The IM-400 is routinely deployed in model organism laboratories working with Caenorhabditis elegans, Drosophila melanogaster, zebrafish (Danio rerio) embryos, Xenopus oocytes, and murine zygotes. Its low dead-volume fluid path (CT-4 tubing, Ø2 mm ID) minimizes sample waste and reduces risk of clogging with viscous solutions (e.g., morpholinos, CRISPR ribonucleoprotein complexes). All wetted materials—including silicone gaskets (HI01PK01), fluoropolymer-coated tubing, and stainless-steel fittings—meet USP Class VI biocompatibility requirements. While the IM-400 itself is not FDA-cleared or CE-marked as a medical device, its design adheres to ISO 13485-aligned manufacturing practices typical of research-grade instrumentation supplied by Narishige. For GLP/GMP environments, full traceability is achievable through documented calibration of pressure transducers and validation of injection volume repeatability per ASTM E2918-13 guidelines.

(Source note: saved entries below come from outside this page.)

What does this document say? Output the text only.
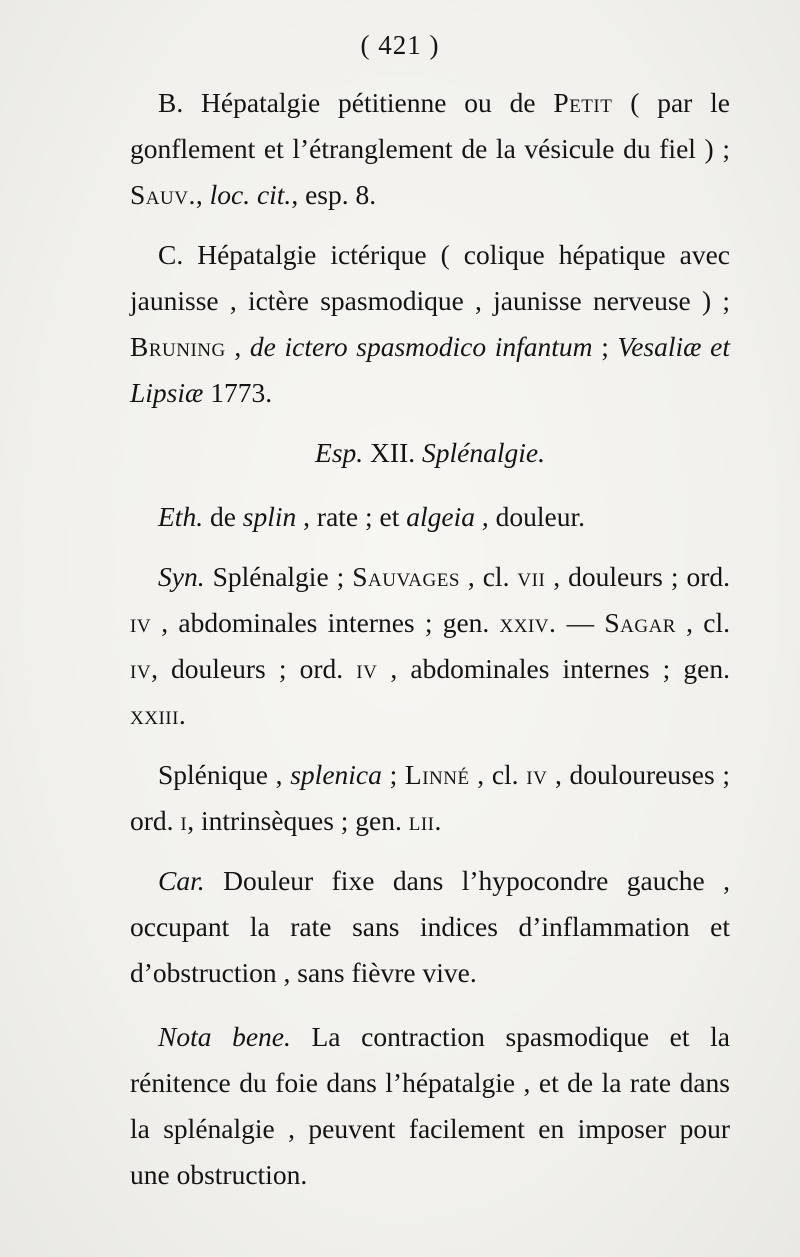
( 421 )

B. Hépatalgie pétitienne ou de Petit ( par le gonflement et l’étranglement de la vésicule du fiel ) ; Sauv., loc. cit., esp. 8.

C. Hépatalgie ictérique ( colique hépatique avec jaunisse , ictère spasmodique , jaunisse nerveuse ) ; Bruning , de ictero spasmodico infantum ; Vesaliæ et Lipsiæ 1773.

Esp. XII. Splénalgie.

Eth. de splin , rate ; et algeia , douleur.

Syn. Splénalgie ; Sauvages , cl. vii , douleurs ; ord. iv , abdominales internes ; gen. xxiv. — Sagar , cl. iv, douleurs ; ord. iv , abdominales internes ; gen. xxiii.

Splénique , splenica ; Linné , cl. iv , douloureuses ; ord. i, intrinsèques ; gen. lii.

Car. Douleur fixe dans l’hypocondre gauche , occupant la rate sans indices d’inflammation et d’obstruction , sans fièvre vive.

Nota bene. La contraction spasmodique et la rénitence du foie dans l’hépatalgie , et de la rate dans la splénalgie , peuvent facilement en imposer pour une obstruction.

Software & Data Management

The IM-400 operates autonomously via its embedded firmware and does not require proprietary PC software for core functionality. However, analog output ports (0–5 V corresponding to real-time pressure) allow connection to data acquisition systems (e.g., National Instruments DAQ, Axon Digidata) for time-synchronized recording of injection events alongside fluorescence microscopy, patch-clamp recordings, or behavioral assays. Users may export protocol settings manually via printed logs or integrate the unit into custom LabVIEW or Python-controlled workflows using TTL-triggered foot-switch inputs. No cloud connectivity or remote access features are implemented—consistent with institutional IT security policies governing laboratory instrumentation.

Applications

• Transgenic line generation via pronuclear or cytoplasmic injection of plasmid DNA, CRISPR-Cas9 components, or transposase mRNA into zygotes.
• Lineage tracing and functional perturbation studies using fluorescent dextran or quantum dot tracers injected into specific blastomeres or neural progenitors.
• RNAi-mediated knockdown in early embryonic stages of C. elegans and D. melanogaster, where precise dosage control directly influences phenotypic penetrance.
• Delivery of pharmacological agents or optogenetic actuators into larval or juvenile stages for developmental pharmacology screening.
• In vitro fertilization support protocols involving sperm injection (ICSI-like approaches) in non-mammalian models with large oocytes.

FAQ

What gas sources are compatible with the IM-400?
Nitrogen, compressed air (oil-free and desiccated), or argon may be used, provided supply pressure remains within 0.4–0.7 MPa and particulate/moisture content complies with ISO 8573-1 Class 2:2:2 specifications.
Can the IM-400 be used with pulled glass micropipettes?
Yes—when mounted in the HI-9 holder and connected via CT-4 tubing, the system maintains stable pressure transmission to capillaries with tip diameters down to ~0.5 µm, though optimal performance is observed with outer diameters ≥1.0 mm.
Is calibration required before first use?
Narishige performs factory calibration of the integrated pressure sensors; users should verify zero-offset and linearity annually using a NIST-traceable digital manometer per internal SOPs.
How is injection volume quantified?
Volume is inferred indirectly from calibrated pressure-duration curves established empirically for each pipette geometry and solution viscosity; gravimetric validation using dye solutions and microbalance measurement is recommended for critical quantitative work.
Does the IM-400 support multi-step injection sequences?
No—the device executes single-phase pressure pulses only; complex multi-stage protocols (e.g., pre-injection balance → injection → post-injection wash) require external sequencing logic or manual intervention between steps.